- Underlies: Santo Domingo Formation
- Overlies: Bahía Mansa Metamorphic Complex
- Thickness: up to 530 m (1,740 ft)

Lithology
- Primary: Conglomerate, sandstone, mudstone
- Other: Coal, volcanic ash

Location
- Region: Los Ríos Region Los Lagos Region
- Country: Chile

Type section
- Named for: Pupunahue
- Named by: Henning Illies

= Estratos de Pupunahue =

Geologic formation in Chile

Estratos de Pupunahue is the name given to the sedimentary strata of Oligocene-Miocene age that crop out in Pupunahue and Mulpún near Valdivia, Chile. Outside this locality Estratos de Pupunahue extends below the surface over a larger area. The thickness of the strata varies from a few meters to 530 meters. The strata were initially described by Henning Illies.
The strata are made up of conglomerate, sandstone and mudstone (Chilean Spanish: fangolita). The clast of the conglomerates are made up of metamorphic rock and the disposition of the conglomerates varies from clast-supported to matrix-supported. The sandstone and mudstone contain layers of lignite coal that exceed 30 cm in thickness.

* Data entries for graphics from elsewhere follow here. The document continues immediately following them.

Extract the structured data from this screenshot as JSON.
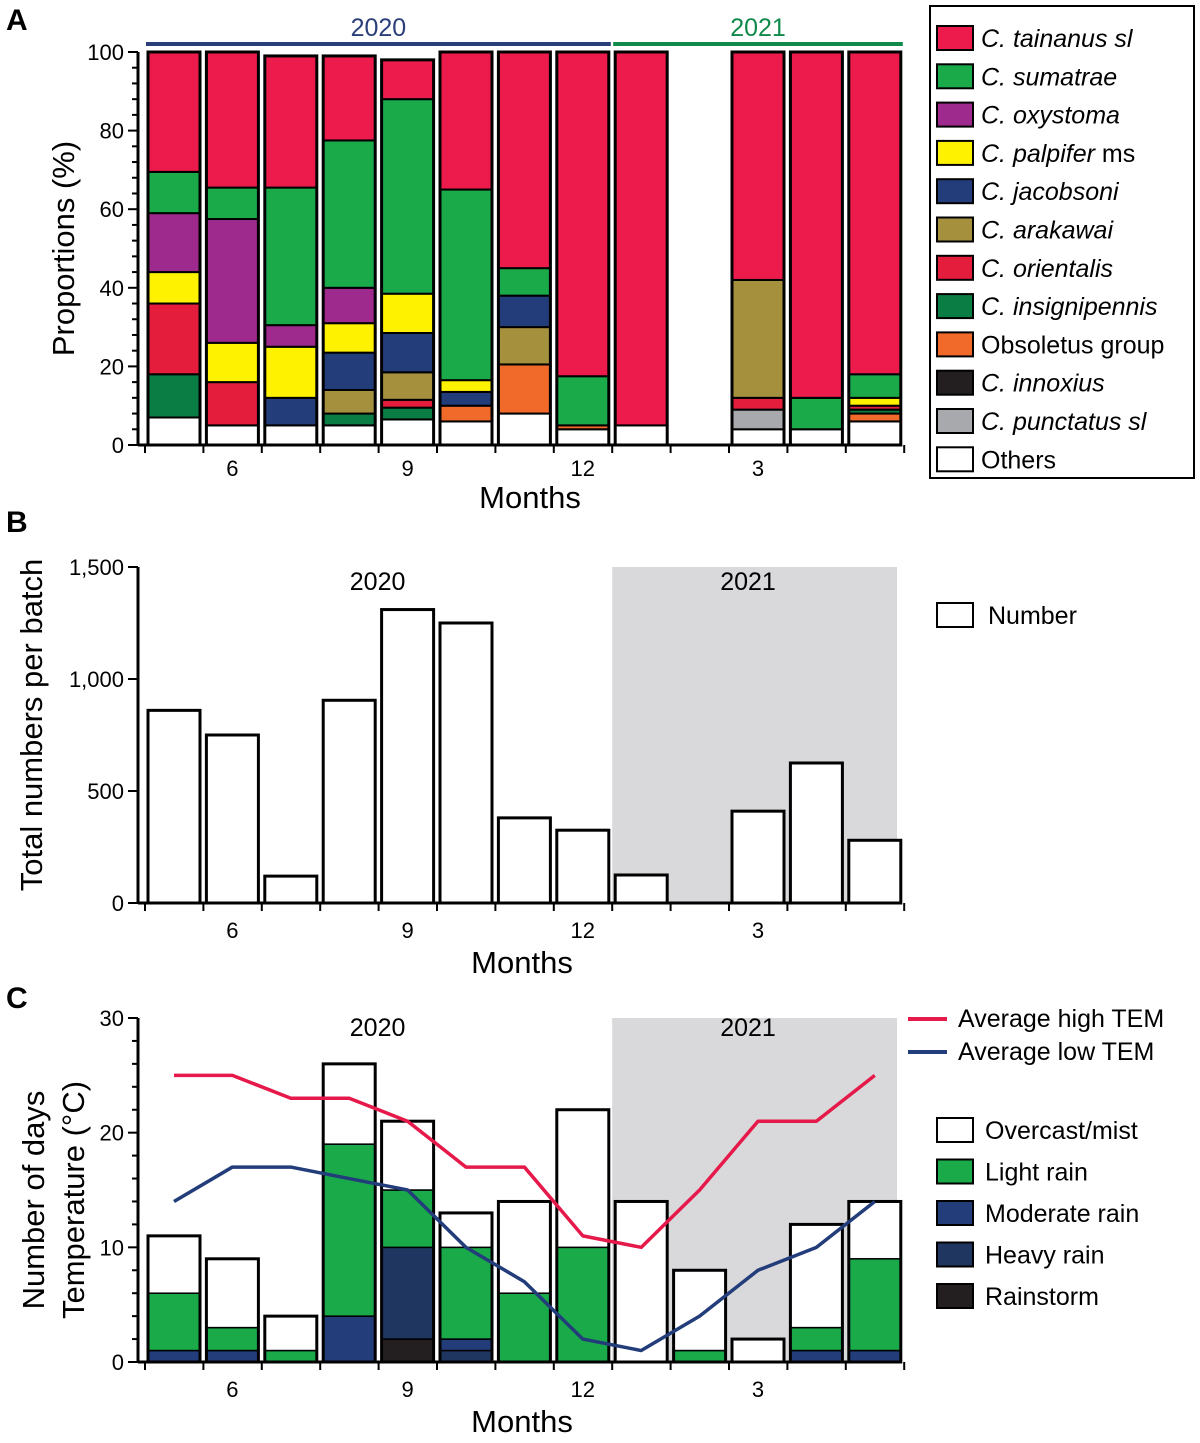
{
  "chart_data": [
    {
      "panel": "A",
      "type": "bar",
      "stacked": true,
      "ylabel": "Proportions (%)",
      "xlabel": "Months",
      "ylim": [
        0,
        100
      ],
      "yticks": [
        0,
        20,
        40,
        60,
        80,
        100
      ],
      "xtick_labels": [
        {
          "label": "6",
          "slot": 1
        },
        {
          "label": "9",
          "slot": 4
        },
        {
          "label": "12",
          "slot": 7
        },
        {
          "label": "3",
          "slot": 10
        }
      ],
      "year_labels": [
        {
          "label": "2020",
          "from_slot": 0,
          "to_slot": 7,
          "color": "#2a3e7a"
        },
        {
          "label": "2021",
          "from_slot": 8,
          "to_slot": 12,
          "color": "#0f8a4b"
        }
      ],
      "slots": [
        "May 2020",
        "Jun 2020",
        "Jul 2020",
        "Aug 2020",
        "Sep 2020",
        "Oct 2020",
        "Nov 2020",
        "Dec 2020",
        "Jan 2021",
        "Feb 2021",
        "Mar 2021",
        "Apr 2021",
        "May 2021"
      ],
      "series": [
        {
          "name": "Others",
          "color": "#ffffff",
          "values": [
            7,
            5,
            5,
            5,
            6.5,
            6,
            8,
            4,
            5,
            0,
            4,
            4,
            6
          ]
        },
        {
          "name": "C. punctatus sl",
          "color": "#a7a9ac",
          "values": [
            0,
            0,
            0,
            0,
            0,
            0,
            0,
            0,
            0,
            0,
            5,
            0,
            0
          ]
        },
        {
          "name": "C. innoxius",
          "color": "#231f20",
          "values": [
            0,
            0,
            0,
            0,
            0,
            0,
            0,
            0,
            0,
            0,
            0,
            0,
            0
          ]
        },
        {
          "name": "Obsoletus group",
          "color": "#f26a2a",
          "values": [
            0,
            0,
            0,
            0,
            0,
            4,
            12.5,
            1,
            0,
            0,
            0,
            0,
            2
          ]
        },
        {
          "name": "C. insignipennis",
          "color": "#0a7d45",
          "values": [
            11,
            0,
            0,
            3,
            3,
            0,
            0,
            0,
            0,
            0,
            0,
            0,
            1
          ]
        },
        {
          "name": "C. orientalis",
          "color": "#e51d3c",
          "values": [
            18,
            11,
            0,
            0,
            2,
            0,
            0,
            0,
            0,
            0,
            3,
            0,
            1
          ]
        },
        {
          "name": "C. arakawai",
          "color": "#a5913d",
          "values": [
            0,
            0,
            0,
            6,
            7,
            0,
            9.5,
            0,
            0,
            0,
            30,
            0,
            0
          ]
        },
        {
          "name": "C. jacobsoni",
          "color": "#233d7b",
          "values": [
            0,
            0,
            7,
            9.5,
            10,
            3.5,
            8,
            0,
            0,
            0,
            0,
            0,
            0
          ]
        },
        {
          "name": "C. palpifer ms",
          "color": "#fff200",
          "values": [
            8,
            10,
            13,
            7.5,
            10,
            3,
            0,
            0,
            0,
            0,
            0,
            0,
            2
          ]
        },
        {
          "name": "C. oxystoma",
          "color": "#9e2a8e",
          "values": [
            15,
            31.5,
            5.5,
            9,
            0,
            0,
            0,
            0,
            0,
            0,
            0,
            0,
            0
          ]
        },
        {
          "name": "C. sumatrae",
          "color": "#1aaa4a",
          "values": [
            10.5,
            8,
            35,
            37.5,
            49.5,
            48.5,
            7,
            12.5,
            0,
            0,
            0,
            8,
            6
          ]
        },
        {
          "name": "C. tainanus sl",
          "color": "#ed1b4c",
          "values": [
            30.5,
            34.5,
            33.5,
            21.5,
            10,
            35,
            55,
            82.5,
            95,
            0,
            58,
            88,
            82
          ]
        }
      ],
      "legend": [
        "C. tainanus sl",
        "C. sumatrae",
        "C. oxystoma",
        "C. palpifer ms",
        "C. jacobsoni",
        "C. arakawai",
        "C. orientalis",
        "C. insignipennis",
        "Obsoletus group",
        "C. innoxius",
        "C. punctatus sl",
        "Others"
      ]
    },
    {
      "panel": "B",
      "type": "bar",
      "ylabel": "Total numbers per batch",
      "xlabel": "Months",
      "ylim": [
        0,
        1500
      ],
      "yticks": [
        {
          "value": 0,
          "label": "0"
        },
        {
          "value": 500,
          "label": "500"
        },
        {
          "value": 1000,
          "label": "1,000"
        },
        {
          "value": 1500,
          "label": "1,500"
        }
      ],
      "xtick_labels": [
        {
          "label": "6",
          "slot": 1
        },
        {
          "label": "9",
          "slot": 4
        },
        {
          "label": "12",
          "slot": 7
        },
        {
          "label": "3",
          "slot": 10
        }
      ],
      "year_labels": [
        {
          "label": "2020",
          "slot_center": 4
        },
        {
          "label": "2021",
          "slot_center": 10
        }
      ],
      "shaded_from_slot": 8,
      "series": [
        {
          "name": "Number",
          "color": "#ffffff",
          "values": [
            860,
            750,
            120,
            905,
            1310,
            1250,
            380,
            325,
            125,
            0,
            410,
            625,
            280
          ]
        }
      ],
      "legend": [
        "Number"
      ]
    },
    {
      "panel": "C",
      "type": "bar",
      "stacked": true,
      "ylabel": "Number of days",
      "ylabel2": "Temperature (°C)",
      "xlabel": "Months",
      "ylim": [
        0,
        30
      ],
      "yticks": [
        0,
        10,
        20,
        30
      ],
      "xtick_labels": [
        {
          "label": "6",
          "slot": 1
        },
        {
          "label": "9",
          "slot": 4
        },
        {
          "label": "12",
          "slot": 7
        },
        {
          "label": "3",
          "slot": 10
        }
      ],
      "year_labels": [
        {
          "label": "2020",
          "slot_center": 4
        },
        {
          "label": "2021",
          "slot_center": 10
        }
      ],
      "shaded_from_slot": 8,
      "series": [
        {
          "name": "Rainstorm",
          "color": "#231f20",
          "values": [
            0,
            0,
            0,
            0,
            2,
            0,
            0,
            0,
            0,
            0,
            0,
            0,
            0
          ]
        },
        {
          "name": "Heavy rain",
          "color": "#1f3661",
          "values": [
            0,
            0,
            0,
            0,
            8,
            1,
            0,
            0,
            0,
            0,
            0,
            0,
            0
          ]
        },
        {
          "name": "Moderate rain",
          "color": "#233d7b",
          "values": [
            1,
            1,
            0,
            4,
            0,
            1,
            0,
            0,
            0,
            0,
            0,
            1,
            1
          ]
        },
        {
          "name": "Light rain",
          "color": "#1aaa4a",
          "values": [
            5,
            2,
            1,
            15,
            5,
            8,
            6,
            10,
            0,
            1,
            0,
            2,
            8
          ]
        },
        {
          "name": "Overcast/mist",
          "color": "#ffffff",
          "values": [
            5,
            6,
            3,
            7,
            6,
            3,
            8,
            12,
            14,
            7,
            2,
            9,
            5
          ]
        }
      ],
      "lines": [
        {
          "name": "Average high TEM",
          "color": "#e5194a",
          "values": [
            25,
            25,
            23,
            23,
            21,
            17,
            17,
            11,
            10,
            15,
            21,
            21,
            25
          ]
        },
        {
          "name": "Average low TEM",
          "color": "#233d7b",
          "values": [
            14,
            17,
            17,
            16,
            15,
            10,
            7,
            2,
            1,
            4,
            8,
            10,
            14
          ]
        }
      ],
      "legend_lines": [
        "Average high TEM",
        "Average low TEM"
      ],
      "legend_bars": [
        "Overcast/mist",
        "Light rain",
        "Moderate rain",
        "Heavy rain",
        "Rainstorm"
      ]
    }
  ]
}
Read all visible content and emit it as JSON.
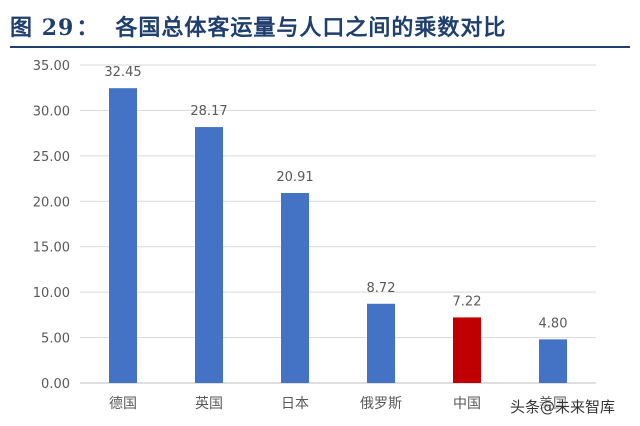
{
  "header": {
    "figure_label": "图",
    "figure_number": "29",
    "separator": "：",
    "title_text": "各国总体客运量与人口之间的乘数对比"
  },
  "watermark": "头条@未来智库",
  "colors": {
    "title": "#1f3f6e",
    "bar_default": "#4472c4",
    "bar_highlight": "#c00000",
    "gridline": "#d9d9d9",
    "axis_text": "#595959"
  },
  "chart_data": {
    "type": "bar",
    "title": "",
    "xlabel": "",
    "ylabel": "",
    "categories": [
      "德国",
      "英国",
      "日本",
      "俄罗斯",
      "中国",
      "美国"
    ],
    "values": [
      32.45,
      28.17,
      20.91,
      8.72,
      7.22,
      4.8
    ],
    "value_labels": [
      "32.45",
      "28.17",
      "20.91",
      "8.72",
      "7.22",
      "4.80"
    ],
    "highlight_category": "中国",
    "ylim": [
      0,
      35
    ],
    "yticks": [
      "0.00",
      "5.00",
      "10.00",
      "15.00",
      "20.00",
      "25.00",
      "30.00",
      "35.00"
    ],
    "grid": true,
    "legend": "none"
  }
}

Coal layers found in the Estratos de Pupunahue have been exploited in the mines of Catamutún, Pupunahue and Mulpún ("Mulpun Beds").

The strata are very similar to the Cheuquemó Formation found further north, with the sole difference that the fossil assemblage in both seems to indicate different ages. While Cheuquemó Formation is possibly about 14 million years old (Miocene), Estratos de Pupunahue are 35–25 million years old.